L’histoire de Mohamed CHERIF, un jeune guinéen arrivé en France en octobre 2017 après un périple de neuf mois, ne peut nous laisser indifférents. Pris en charge par l’Aide Sociale à l’enfance à son arrivée en France, il a suivi pendant 5 mois des
formations de remise à niveau et devait être scolarisé en septembre dans un lycée professionnel.

Mais le 12 juin 2018, la PAF qui estime que son extrait de naissance est faux l’interpelle et Mohamed doit passer des tests osseux, largement imprécis, qui lui donnent entre 17 et 19 ans alors qu’il déclare avoir eu 17 ans le 20 juillet 2018.
Il est jugé en correctionnelle le 13 Juin 2018 puis est incarcéré à la maison d’arrêt
pour adultes de Villeneuve lès Maguelone.

Il est temps d’en finir avec la logique de suspicion quant à la minorité des jeunes migrants qui s’abat sur les victimes et les transforme en coupables.
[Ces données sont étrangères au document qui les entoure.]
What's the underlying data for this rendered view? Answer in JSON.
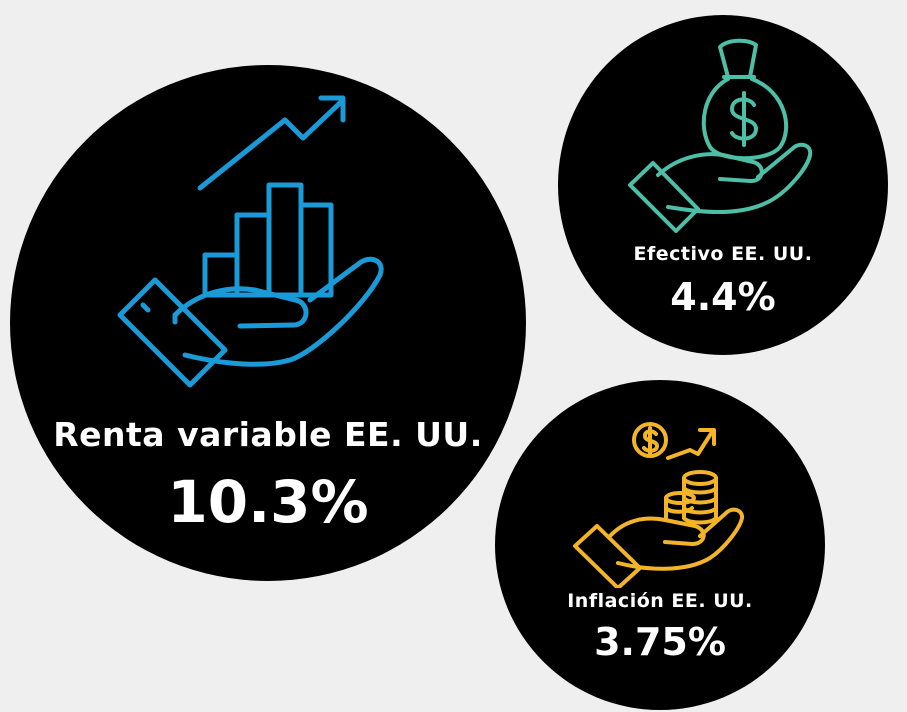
{
  "cards": {
    "equity": {
      "label": "Renta variable EE. UU.",
      "value": "10.3%",
      "icon": "hand-growth-chart-icon",
      "color": "#1a9ad6"
    },
    "cash": {
      "label": "Efectivo EE. UU.",
      "value": "4.4%",
      "icon": "hand-money-bag-icon",
      "color": "#4dbfa7"
    },
    "inflation": {
      "label": "Inflación EE. UU.",
      "value": "3.75%",
      "icon": "hand-coins-dollar-icon",
      "color": "#f3b428"
    }
  },
  "background": "#efefef",
  "circle_color": "#000000"
}
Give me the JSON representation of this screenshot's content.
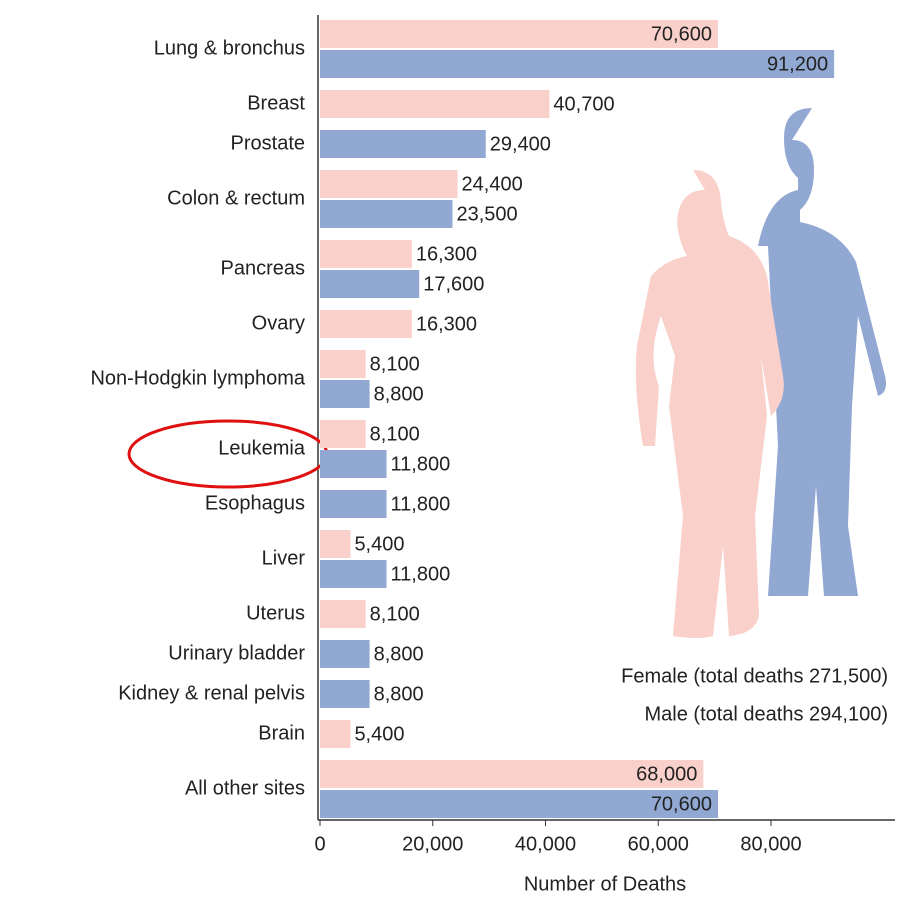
{
  "chart_data": {
    "type": "grouped-hbar",
    "categories": [
      "Lung & bronchus",
      "Breast",
      "Prostate",
      "Colon & rectum",
      "Pancreas",
      "Ovary",
      "Non-Hodgkin lymphoma",
      "Leukemia",
      "Esophagus",
      "Liver",
      "Uterus",
      "Urinary bladder",
      "Kidney & renal pelvis",
      "Brain",
      "All other sites"
    ],
    "series": [
      {
        "name": "Female (total deaths 271,500)",
        "color": "#f9d0ca",
        "values": [
          70600,
          40700,
          null,
          24400,
          16300,
          16300,
          8100,
          8100,
          null,
          5400,
          8100,
          null,
          null,
          5400,
          68000
        ],
        "value_labels": [
          "70,600",
          "40,700",
          null,
          "24,400",
          "16,300",
          "16,300",
          "8,100",
          "8,100",
          null,
          "5,400",
          "8,100",
          null,
          null,
          "5,400",
          "68,000"
        ]
      },
      {
        "name": "Male (total deaths 294,100)",
        "color": "#91a8d3",
        "values": [
          91200,
          null,
          29400,
          23500,
          17600,
          null,
          8800,
          11800,
          11800,
          11800,
          null,
          8800,
          8800,
          null,
          70600
        ],
        "value_labels": [
          "91,200",
          null,
          "29,400",
          "23,500",
          "17,600",
          null,
          "8,800",
          "11,800",
          "11,800",
          "11,800",
          null,
          "8,800",
          "8,800",
          null,
          "70,600"
        ]
      }
    ],
    "xlabel": "Number of Deaths",
    "xlim": [
      0,
      102000
    ],
    "xticks": [
      0,
      {
        "value": 20000,
        "label": "20,000"
      },
      {
        "value": 40000,
        "label": "40,000"
      },
      {
        "value": 60000,
        "label": "60,000"
      },
      {
        "value": 80000,
        "label": "80,000"
      }
    ]
  }
}
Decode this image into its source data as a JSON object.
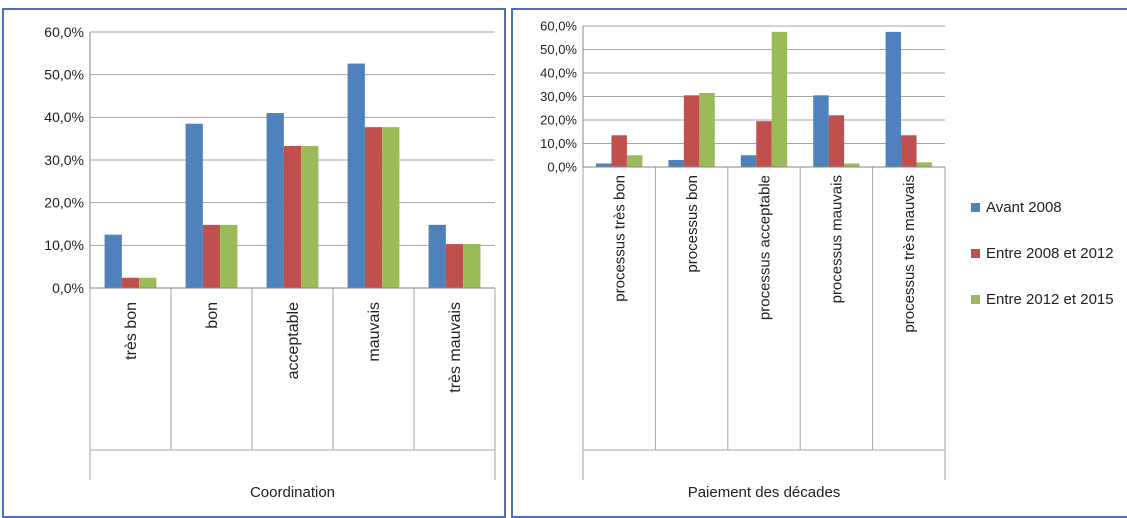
{
  "colors": {
    "avant_2008": "#4f81bd",
    "entre_2008_2012": "#c0504d",
    "entre_2012_2015": "#9bbb59",
    "panel_border": "#4a72b8",
    "gridline": "#a6a6a6"
  },
  "chart_data": [
    {
      "type": "bar",
      "title": "",
      "xlabel": "Coordination",
      "ylabel": "",
      "ylim": [
        0,
        60
      ],
      "yticks": [
        "0,0%",
        "10,0%",
        "20,0%",
        "30,0%",
        "40,0%",
        "50,0%",
        "60,0%"
      ],
      "categories": [
        "très bon",
        "bon",
        "acceptable",
        "mauvais",
        "très mauvais"
      ],
      "grid": true,
      "legend": "none",
      "series": [
        {
          "name": "Avant 2008",
          "values": [
            12.5,
            38.5,
            41.0,
            52.6,
            14.8
          ]
        },
        {
          "name": "Entre 2008 et 2012",
          "values": [
            2.4,
            14.8,
            33.3,
            37.7,
            10.3
          ]
        },
        {
          "name": "Entre 2012 et 2015",
          "values": [
            2.4,
            14.8,
            33.3,
            37.7,
            10.3
          ]
        }
      ]
    },
    {
      "type": "bar",
      "title": "",
      "xlabel": "Paiement des décades",
      "ylabel": "",
      "ylim": [
        0,
        60
      ],
      "yticks": [
        "0,0%",
        "10,0%",
        "20,0%",
        "30,0%",
        "40,0%",
        "50,0%",
        "60,0%"
      ],
      "categories": [
        "processus très bon",
        "processus bon",
        "processus acceptable",
        "processus mauvais",
        "processus très mauvais"
      ],
      "grid": true,
      "legend": "right",
      "series": [
        {
          "name": "Avant 2008",
          "values": [
            1.5,
            3.0,
            5.0,
            30.5,
            57.5
          ]
        },
        {
          "name": "Entre 2008 et 2012",
          "values": [
            13.5,
            30.5,
            19.5,
            22.0,
            13.5
          ]
        },
        {
          "name": "Entre 2012 et 2015",
          "values": [
            5.0,
            31.5,
            57.5,
            1.5,
            2.0
          ]
        }
      ]
    }
  ]
}
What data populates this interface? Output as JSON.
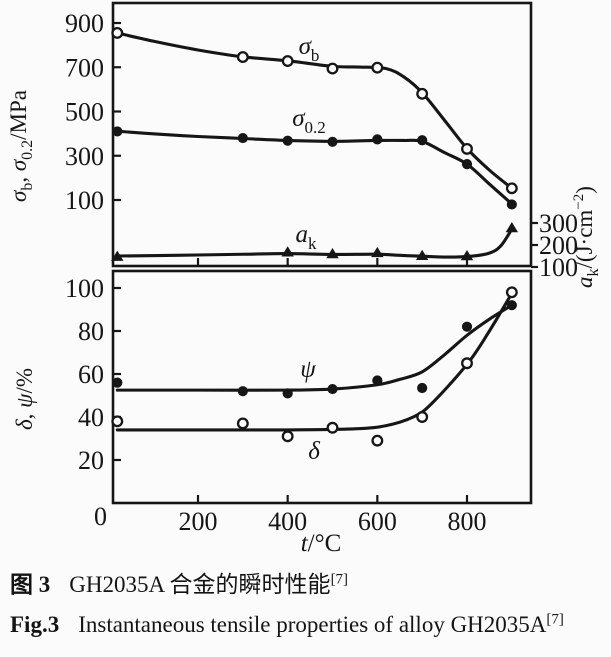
{
  "page": {
    "background": "#fbfbfb",
    "ink": "#161616"
  },
  "captions": {
    "zh": {
      "label": "图 3",
      "text": "GH2035A 合金的瞬时性能",
      "ref": "[7]"
    },
    "en": {
      "label": "Fig.3",
      "text": "Instantaneous tensile properties of alloy GH2035A",
      "ref": "[7]"
    }
  },
  "chart_data": {
    "type": "line",
    "title": "Instantaneous tensile properties of alloy GH2035A",
    "grid": false,
    "legend_position": "inline-curve-labels",
    "x_axis": {
      "label_text": "t/°C",
      "label_segments": [
        [
          "i",
          "t"
        ],
        [
          "n",
          "/°C"
        ]
      ],
      "ticks": [
        200,
        400,
        600,
        800
      ],
      "origin_label": "0",
      "range": [
        0,
        940
      ]
    },
    "panels": [
      {
        "id": "strength-impact",
        "left_axis": {
          "label_text": "σb, σ0.2/MPa",
          "label_segments": [
            [
              "i",
              "σ"
            ],
            [
              "sub",
              "b"
            ],
            [
              "n",
              ", "
            ],
            [
              "i",
              "σ"
            ],
            [
              "sub",
              "0.2"
            ],
            [
              "n",
              "/MPa"
            ]
          ],
          "ticks": [
            900,
            700,
            500,
            300,
            100
          ],
          "range": [
            -200,
            990
          ]
        },
        "right_axis": {
          "label_text": "ak/(J·cm−2)",
          "label_segments": [
            [
              "i",
              "a"
            ],
            [
              "sub",
              "k"
            ],
            [
              "n",
              "/(J·cm"
            ],
            [
              "sup",
              "−2"
            ],
            [
              "n",
              ")"
            ]
          ],
          "ticks": [
            300,
            200,
            100
          ],
          "range": [
            100,
            1300
          ]
        },
        "series": [
          {
            "id": "sigma-b",
            "label_text": "σb",
            "label_segments": [
              [
                "i",
                "σ"
              ],
              [
                "sub",
                "b"
              ]
            ],
            "marker": "open-circle",
            "axis": "left",
            "points": {
              "t": [
                20,
                300,
                400,
                500,
                600,
                700,
                800,
                900
              ],
              "v": [
                855,
                746,
                728,
                694,
                698,
                580,
                331,
                153
              ]
            },
            "trend": [
              [
                20,
                855
              ],
              [
                100,
                818
              ],
              [
                200,
                778
              ],
              [
                300,
                747
              ],
              [
                400,
                729
              ],
              [
                500,
                704
              ],
              [
                560,
                701
              ],
              [
                620,
                694
              ],
              [
                660,
                655
              ],
              [
                700,
                585
              ],
              [
                750,
                460
              ],
              [
                800,
                333
              ],
              [
                850,
                235
              ],
              [
                900,
                153
              ]
            ]
          },
          {
            "id": "sigma-0-2",
            "label_text": "σ0.2",
            "label_segments": [
              [
                "i",
                "σ"
              ],
              [
                "sub",
                "0.2"
              ]
            ],
            "marker": "filled-circle",
            "axis": "left",
            "points": {
              "t": [
                20,
                300,
                400,
                500,
                600,
                700,
                800,
                900
              ],
              "v": [
                410,
                380,
                368,
                363,
                374,
                370,
                262,
                80
              ]
            },
            "trend": [
              [
                20,
                411
              ],
              [
                100,
                399
              ],
              [
                200,
                387
              ],
              [
                300,
                378
              ],
              [
                400,
                369
              ],
              [
                500,
                365
              ],
              [
                600,
                369
              ],
              [
                660,
                369
              ],
              [
                700,
                365
              ],
              [
                750,
                314
              ],
              [
                800,
                262
              ],
              [
                850,
                172
              ],
              [
                900,
                82
              ]
            ]
          },
          {
            "id": "a-k",
            "label_text": "ak",
            "label_segments": [
              [
                "i",
                "a"
              ],
              [
                "sub",
                "k"
              ]
            ],
            "marker": "filled-triangle",
            "axis": "right",
            "points": {
              "t": [
                20,
                400,
                500,
                600,
                700,
                800,
                900
              ],
              "v": [
                147,
                167,
                159,
                164,
                151,
                150,
                277
              ]
            },
            "trend": [
              [
                20,
                150
              ],
              [
                150,
                153
              ],
              [
                300,
                158
              ],
              [
                400,
                161
              ],
              [
                500,
                157
              ],
              [
                600,
                158
              ],
              [
                650,
                153
              ],
              [
                700,
                149
              ],
              [
                760,
                145
              ],
              [
                810,
                149
              ],
              [
                850,
                163
              ],
              [
                875,
                195
              ],
              [
                900,
                272
              ]
            ]
          }
        ]
      },
      {
        "id": "ductility",
        "left_axis": {
          "label_text": "δ, ψ/%",
          "label_segments": [
            [
              "i",
              "δ"
            ],
            [
              "n",
              ", "
            ],
            [
              "i",
              "ψ"
            ],
            [
              "n",
              "/%"
            ]
          ],
          "ticks": [
            100,
            80,
            60,
            40,
            20
          ],
          "range": [
            0,
            108
          ]
        },
        "series": [
          {
            "id": "psi",
            "label_text": "ψ",
            "label_segments": [
              [
                "i",
                "ψ"
              ]
            ],
            "marker": "filled-circle",
            "axis": "left",
            "points": {
              "t": [
                20,
                300,
                400,
                500,
                600,
                700,
                800,
                900
              ],
              "v": [
                56,
                52,
                51,
                53,
                57,
                53.5,
                82,
                92
              ]
            },
            "trend": [
              [
                20,
                52.5
              ],
              [
                200,
                52.5
              ],
              [
                400,
                52.5
              ],
              [
                500,
                53
              ],
              [
                600,
                55
              ],
              [
                650,
                57.5
              ],
              [
                700,
                61
              ],
              [
                750,
                69
              ],
              [
                800,
                78
              ],
              [
                850,
                85.5
              ],
              [
                900,
                92
              ]
            ]
          },
          {
            "id": "delta",
            "label_text": "δ",
            "label_segments": [
              [
                "i",
                "δ"
              ]
            ],
            "marker": "open-circle",
            "axis": "left",
            "points": {
              "t": [
                20,
                300,
                400,
                500,
                600,
                700,
                800,
                900
              ],
              "v": [
                38,
                37,
                31,
                35,
                29,
                40,
                65,
                98
              ]
            },
            "trend": [
              [
                20,
                34
              ],
              [
                200,
                34
              ],
              [
                400,
                34
              ],
              [
                550,
                34.5
              ],
              [
                620,
                36
              ],
              [
                680,
                40
              ],
              [
                720,
                46
              ],
              [
                800,
                64.5
              ],
              [
                850,
                80
              ],
              [
                900,
                97.5
              ]
            ]
          }
        ]
      }
    ]
  }
}
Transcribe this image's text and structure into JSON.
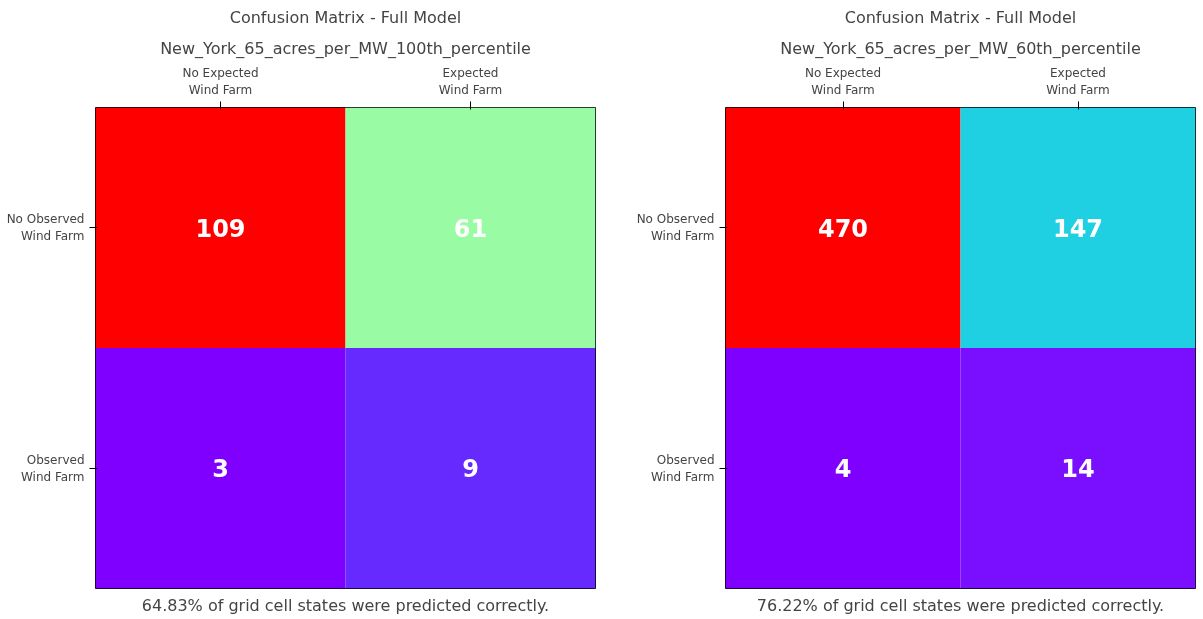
{
  "chart_data": [
    {
      "type": "heatmap",
      "title": "Confusion Matrix - Full Model",
      "subtitle": "New_York_65_acres_per_MW_100th_percentile",
      "categories": [
        "No Expected\nWind Farm",
        "Expected\nWind Farm"
      ],
      "y_categories": [
        "No Observed\nWind Farm",
        "Observed\nWind Farm"
      ],
      "cells": [
        [
          109,
          61
        ],
        [
          3,
          9
        ]
      ],
      "colors": [
        [
          "#ff0000",
          "#99fca4"
        ],
        [
          "#7f00ff",
          "#6629fe"
        ]
      ],
      "data_labels": true,
      "annotations": [
        "64.83% of grid cell states were predicted correctly."
      ]
    },
    {
      "type": "heatmap",
      "title": "Confusion Matrix - Full Model",
      "subtitle": "New_York_65_acres_per_MW_60th_percentile",
      "categories": [
        "No Expected\nWind Farm",
        "Expected\nWind Farm"
      ],
      "y_categories": [
        "No Observed\nWind Farm",
        "Observed\nWind Farm"
      ],
      "cells": [
        [
          470,
          147
        ],
        [
          4,
          14
        ]
      ],
      "colors": [
        [
          "#ff0000",
          "#1fd0e2"
        ],
        [
          "#7f00ff",
          "#7a0fff"
        ]
      ],
      "data_labels": true,
      "annotations": [
        "76.22% of grid cell states were predicted correctly."
      ]
    }
  ]
}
La présomption d’innocence doit être respectée et c’est la valeur la plus basse qui devrait être retenue suite à des tests osseux humiliants et si controversés par le corps médical et les associations.

J’apporte tout mon soutien à Mohamed Chérif qui sera jugé ce jeudi 27 septembre en appel. Aidons-le à se construire un avenir en France et à concrétiser ses projets
professionnels. Sa place n’est pas en prison mais à l’école.